Michael Falgares' idea came to him during a trip to Amsterdam: Why not make video games portable? In 2008, he traveled with his father, Phil, to the Netherlands to check out the latest in video game technology, a dance pad called iDance that lets up to 32 players participate at once. The Falgareses signed up to become U.S. resellers.
But the younger Falgares, of Asbury Park, N.J.--who has taught first grade, fifth grade and special education, owned a preschool and worked as a DJ-- wasn't interested in just selling the pads. So he had a trailer outfitted with 16 vibrating gaming seats and flat-screen TVs, installed a rockin' sound system and plugged in gaming systems with a huge assortment of the latest games. Add to that the iDance pads, laser tag and a ball cannon, and Gamin' Ride was born.
A little more than a year after the first trailer started pulling up at parties (two-hour packages start at $299), Gamin' Ride has 18 mobile gaming theaters in seven states and has sold master franchise rights in Mexico and India. The theaters also are a hit at store openings, game launches and corporate events.
Falgares hit pause to tell us about his mobile success.

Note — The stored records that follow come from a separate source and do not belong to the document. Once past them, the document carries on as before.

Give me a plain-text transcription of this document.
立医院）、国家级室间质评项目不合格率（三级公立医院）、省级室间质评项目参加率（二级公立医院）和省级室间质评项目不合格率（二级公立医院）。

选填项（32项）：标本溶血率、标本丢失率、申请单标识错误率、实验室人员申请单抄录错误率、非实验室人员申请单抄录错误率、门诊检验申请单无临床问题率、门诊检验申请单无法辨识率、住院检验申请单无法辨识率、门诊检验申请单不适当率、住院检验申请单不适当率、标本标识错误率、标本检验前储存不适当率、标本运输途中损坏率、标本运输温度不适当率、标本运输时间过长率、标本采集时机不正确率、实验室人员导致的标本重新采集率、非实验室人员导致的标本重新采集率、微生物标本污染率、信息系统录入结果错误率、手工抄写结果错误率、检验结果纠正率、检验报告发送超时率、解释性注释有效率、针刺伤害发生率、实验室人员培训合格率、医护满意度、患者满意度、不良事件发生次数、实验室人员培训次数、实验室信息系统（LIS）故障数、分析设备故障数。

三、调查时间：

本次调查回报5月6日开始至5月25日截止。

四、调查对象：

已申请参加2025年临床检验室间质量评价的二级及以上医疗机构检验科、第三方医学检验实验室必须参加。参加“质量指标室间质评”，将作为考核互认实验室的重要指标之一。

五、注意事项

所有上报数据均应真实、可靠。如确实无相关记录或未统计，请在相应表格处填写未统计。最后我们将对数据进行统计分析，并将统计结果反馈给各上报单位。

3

Where do you get your trailers?
A company in Indiana makes them for us, and it puts up the aluminum walls and all the finishing touches, like security alarm systems, big lights, awnings and storage.
What's the response been?
I had three people coming in for a prospect day to see if they were interested in buying a franchise. They came to a party in Jersey City. Cars kept stopping to find out what we were all about, and we needed all three prospects to hand out cards and tell people about Gamin' Ride. It was the best situation--I couldn't have orchestrated it myself.
What happens on weekdays?
We have something called Earn and Burn--we earn money for schools and kids burn calories. Franchisees go into schools with the iDance and set it up so 150 kids can play the dance game. The kids exercise, raise money and win prizes like time in the Gamin' Ride trailer or laser tag. The schools do very well, and we do a 30/70 split.
Are girls into this, too?
In our first year, it's been about 20 percent girls, 80 percent boys. So in April, we're launching four units of Glamour Ride. It pulls up to a house, and the girls get "before" photos. Then on the trailer they all get ready for the "big show": getting their hair done, mani-pedis and glitter at stations in the theater. At the end of the party, the side of the trailer folds down and becomes a stage, and parents can watch the girls put on their show. There are also arts and crafts, karaoke; and they can stuff their own animals.
What's your favorite video game?
I actually don't like video games. I've never had an interest. I just want people to have good time.